Something we seem only to remember as our lives slip from our
bones.
My gahms, the
Irish matriarch of my particular clan, died at the ripe old age
of 98. Her last words, as she clutched me mum's hand, were
rendered rather desperately. "But I didn't do what I came
for," she whispered in a horrified voice. For just a single
unbreathable moment, we all had to remember that we too were here
to do something. To remember this was a gift. That we weren't on
a treadmill for no reason.
Yet too
frequently, as with any holiday gift, we play with these
reminders for a while and then lose them in the back of some dark
closet. Until we are reminded again that they are there. But we
have to be willing to open the doors to the reminders.
Just a few weeks
ago the last of the brilliant leaves fell from their autumn
perches and slipped rather inconspicuously to the ground. I used
to think the leaves "changed color"-became something
they really weren't as a sort of chemical reaction to the colder
weather and shorter days. A few years ago I found I was mistaken,
and that leaves, in fact, are exhibiting their true colors just
before they die and slip into ground cover for the white-tails to
cuddle up in. Now it is a time of black and white, a time of
hibernation, of moving inward, the darkness of genesis such that
the year, and our lives, and the earth, can be reborn. Leaves,
like everything else in the universe that I have met so far,
actually show their true colors just before they unfurl
completely and die. We have all seen this. We are all afforded
this annual reminder, along with many daily others if we open our
gaze.
It is true that we
watch death daily-though we do so from a strange conspired
distance that not only doesn't allow for us to truly experience
it, but perhaps even makes it less likely that we will truly
understand such experiences when we are afforded them.
Ever since Vietnam
we have been watching deathon the news, death in the movies,
death in the headlines-thousands in war, hundreds in airplanes,
waitresses in small towns, children in the cities. But it is all
viewed in such a strange sentimentally-distant context. What can
we learn from all this distant death except numbness?
We have relegated
many potentially fiery experiences to this distant surface sort
of perception. As though we are only willing to perceive life's
truest forms through lenses other than our own. Our ill and dying
are locked away safely in hospitals; our vivid loving and angst
happen behind closed doors, rarely mentioned in the open air. Our
moments of bliss and suffering are hidden away as too intimate to
share.

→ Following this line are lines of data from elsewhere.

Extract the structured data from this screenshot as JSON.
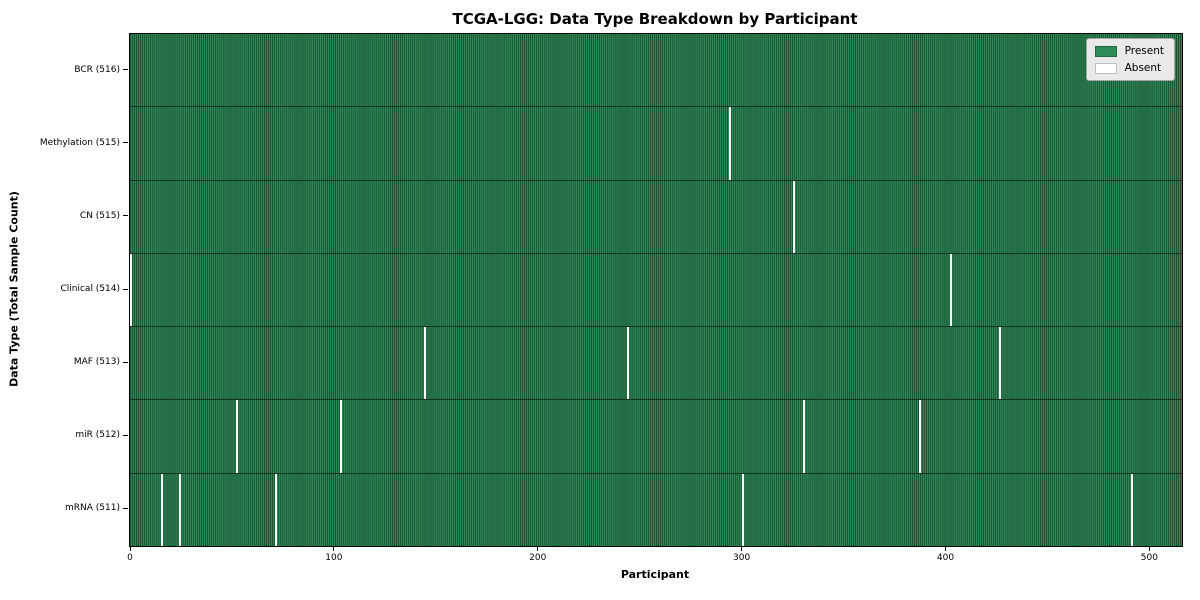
{
  "chart_data": {
    "type": "heatmap",
    "title": "TCGA-LGG: Data Type Breakdown by Participant",
    "xlabel": "Participant",
    "ylabel": "Data Type (Total Sample Count)",
    "x_ticks": [
      0,
      100,
      200,
      300,
      400,
      500
    ],
    "x_range": [
      0,
      516
    ],
    "n_participants": 516,
    "grid": false,
    "legend_position": "upper right",
    "rows": [
      {
        "data_type": "BCR",
        "label": "BCR (516)",
        "present_count": 516,
        "absent_count": 0,
        "absent_participants": []
      },
      {
        "data_type": "Methylation",
        "label": "Methylation (515)",
        "present_count": 515,
        "absent_count": 1,
        "absent_participants": [
          294
        ]
      },
      {
        "data_type": "CN",
        "label": "CN (515)",
        "present_count": 515,
        "absent_count": 1,
        "absent_participants": [
          325
        ]
      },
      {
        "data_type": "Clinical",
        "label": "Clinical (514)",
        "present_count": 514,
        "absent_count": 2,
        "absent_participants": [
          0,
          402
        ]
      },
      {
        "data_type": "MAF",
        "label": "MAF (513)",
        "present_count": 513,
        "absent_count": 3,
        "absent_participants": [
          144,
          244,
          426
        ]
      },
      {
        "data_type": "miR",
        "label": "miR (512)",
        "present_count": 512,
        "absent_count": 4,
        "absent_participants": [
          52,
          103,
          330,
          387
        ]
      },
      {
        "data_type": "mRNA",
        "label": "mRNA (511)",
        "present_count": 511,
        "absent_count": 5,
        "absent_participants": [
          15,
          24,
          71,
          300,
          491
        ]
      }
    ],
    "legend": [
      {
        "label": "Present",
        "color": "#2e8b57"
      },
      {
        "label": "Absent",
        "color": "#ffffff"
      }
    ],
    "colors": {
      "present": "#2e8b57",
      "absent": "#ffffff",
      "bar_edge": "#17492d",
      "legend_bg": "#e9e9e9"
    }
  }
}
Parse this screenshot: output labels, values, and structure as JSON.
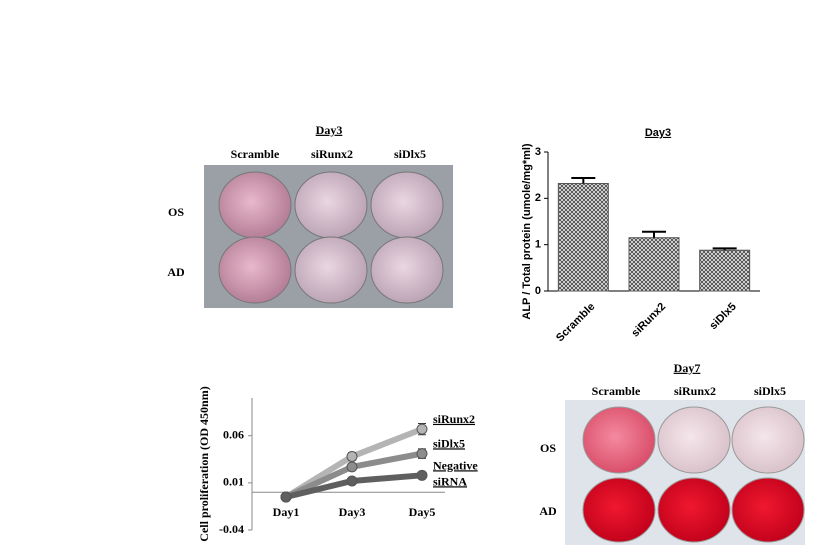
{
  "panels": [
    {
      "title": "Day3",
      "columns": [
        "Scramble",
        "siRunx2",
        "siDlx5"
      ],
      "rows": [
        "OS",
        "AD"
      ]
    },
    {
      "title": "Day7",
      "columns": [
        "Scramble",
        "siRunx2",
        "siDlx5"
      ],
      "rows": [
        "OS",
        "AD"
      ]
    }
  ],
  "chart_data": [
    {
      "type": "bar",
      "title": "Day3",
      "ylabel": "ALP / Total protein (umole/mg*ml)",
      "categories": [
        "Scramble",
        "siRunx2",
        "siDlx5"
      ],
      "values": [
        2.32,
        1.15,
        0.88
      ],
      "errors": [
        0.12,
        0.13,
        0.04
      ],
      "color": "#555555",
      "ylim": [
        0,
        3
      ],
      "yticks": [
        0,
        1,
        2,
        3
      ]
    },
    {
      "type": "line",
      "ylabel": "Cell proliferation (OD 450nm)",
      "categories": [
        "Day1",
        "Day3",
        "Day5"
      ],
      "series": [
        {
          "name": "siRunx2",
          "color": "#b4b4b4",
          "values": [
            -0.005,
            0.038,
            0.067
          ],
          "errors": [
            0.002,
            0.004,
            0.006
          ]
        },
        {
          "name": "siDlx5",
          "color": "#8c8c8c",
          "values": [
            -0.005,
            0.027,
            0.041
          ],
          "errors": [
            0.002,
            0.003,
            0.005
          ]
        },
        {
          "name": "Negative siRNA",
          "color": "#5f5f5f",
          "values": [
            -0.005,
            0.012,
            0.018
          ],
          "errors": [
            0.002,
            0.002,
            0.002
          ]
        }
      ],
      "ylim": [
        -0.04,
        0.1
      ],
      "yticks": [
        -0.04,
        0.01,
        0.06
      ]
    }
  ]
}
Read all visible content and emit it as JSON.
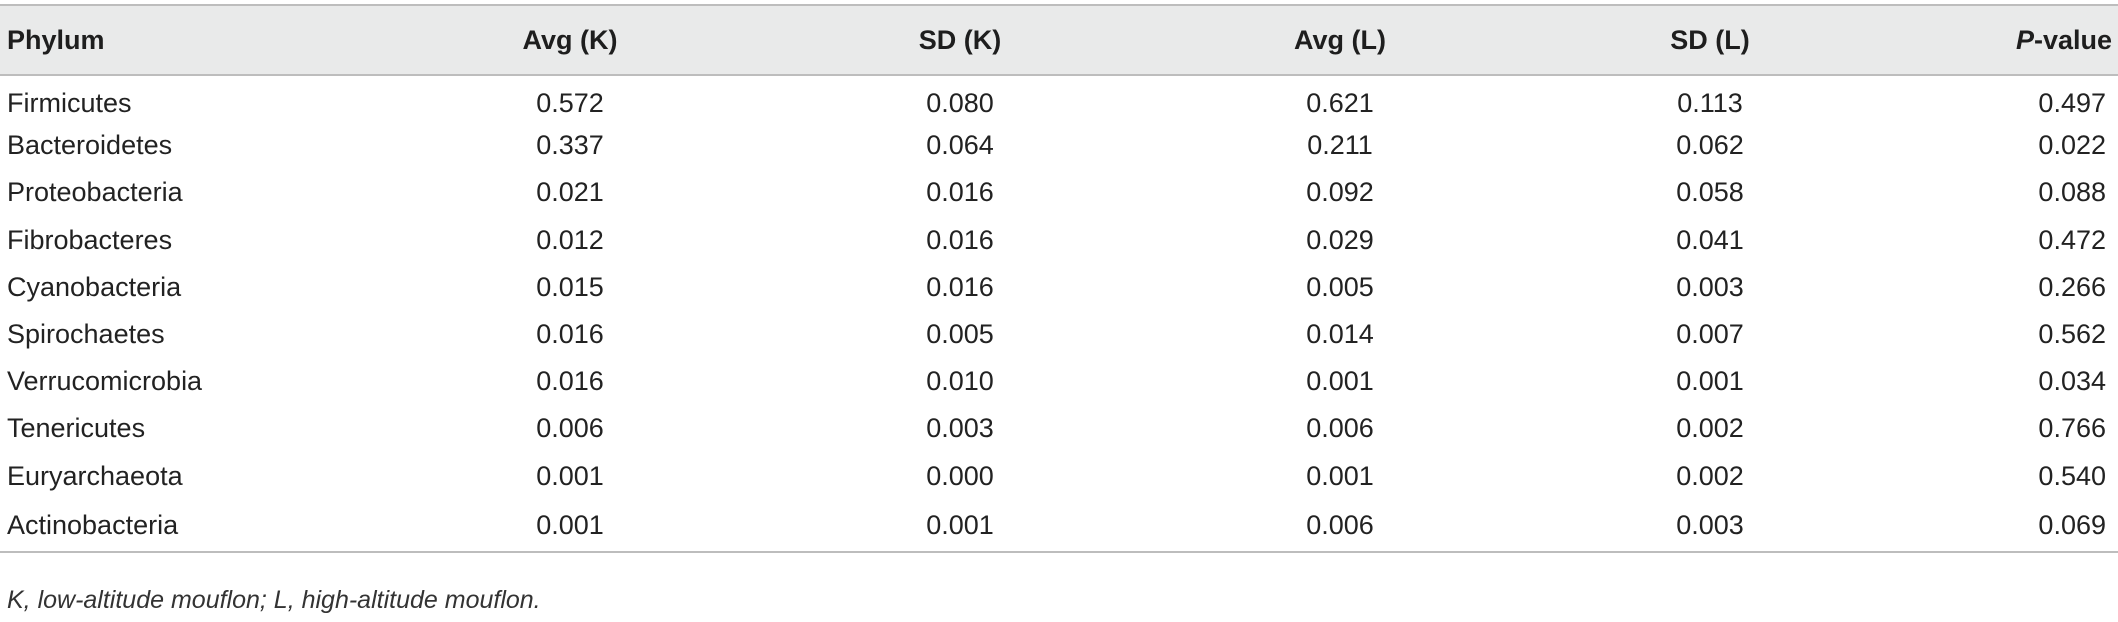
{
  "table": {
    "headers": {
      "phylum": "Phylum",
      "avg_k": "Avg (K)",
      "sd_k": "SD (K)",
      "avg_l": "Avg (L)",
      "sd_l": "SD (L)",
      "p_value_italic": "P",
      "p_value_rest": "-value"
    },
    "rows": [
      [
        "Firmicutes",
        "0.572",
        "0.080",
        "0.621",
        "0.113",
        "0.497"
      ],
      [
        "Bacteroidetes",
        "0.337",
        "0.064",
        "0.211",
        "0.062",
        "0.022"
      ],
      [
        "Proteobacteria",
        "0.021",
        "0.016",
        "0.092",
        "0.058",
        "0.088"
      ],
      [
        "Fibrobacteres",
        "0.012",
        "0.016",
        "0.029",
        "0.041",
        "0.472"
      ],
      [
        "Cyanobacteria",
        "0.015",
        "0.016",
        "0.005",
        "0.003",
        "0.266"
      ],
      [
        "Spirochaetes",
        "0.016",
        "0.005",
        "0.014",
        "0.007",
        "0.562"
      ],
      [
        "Verrucomicrobia",
        "0.016",
        "0.010",
        "0.001",
        "0.001",
        "0.034"
      ],
      [
        "Tenericutes",
        "0.006",
        "0.003",
        "0.006",
        "0.002",
        "0.766"
      ],
      [
        "Euryarchaeota",
        "0.001",
        "0.000",
        "0.001",
        "0.002",
        "0.540"
      ],
      [
        "Actinobacteria",
        "0.001",
        "0.001",
        "0.006",
        "0.003",
        "0.069"
      ]
    ]
  },
  "footnote": "K, low-altitude mouflon; L, high-altitude mouflon."
}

And yet all of these we view from our cushiest chairs as
if it is only happening to someone else, somewhere else, at a
distance and pace that render it difficult at best to be felt
deeply. What are we trading and for what?
We have framed
life and death in a fanciful untouchable gilt frame-watching it
on a screen or reading it in a print that exudes a sentimental
and false light. We have severely limited the opportunities of
placing ourselves in the midst of life's own tactile light, a
light that allows us to listen from our hearts and see with our
mind's eye. And so we miss out on hearing and seeing something
that might allow us to ponder a multitude of reminders about how
fine life's membrane is, how necessary it is to develop will and
about how possible it is to shine brightly all the time.
We spend zillions of dollars on
scientific research and new age hope as though to better understand something.
But what are we trying to understand that we could not experience simply by
looking each other in the eye or walking through the wood or holding the field
mouse breathing its last at our porch door? What do we wish to know that we
do not already know? Maybe we just need to open our doors and accept a few reminders.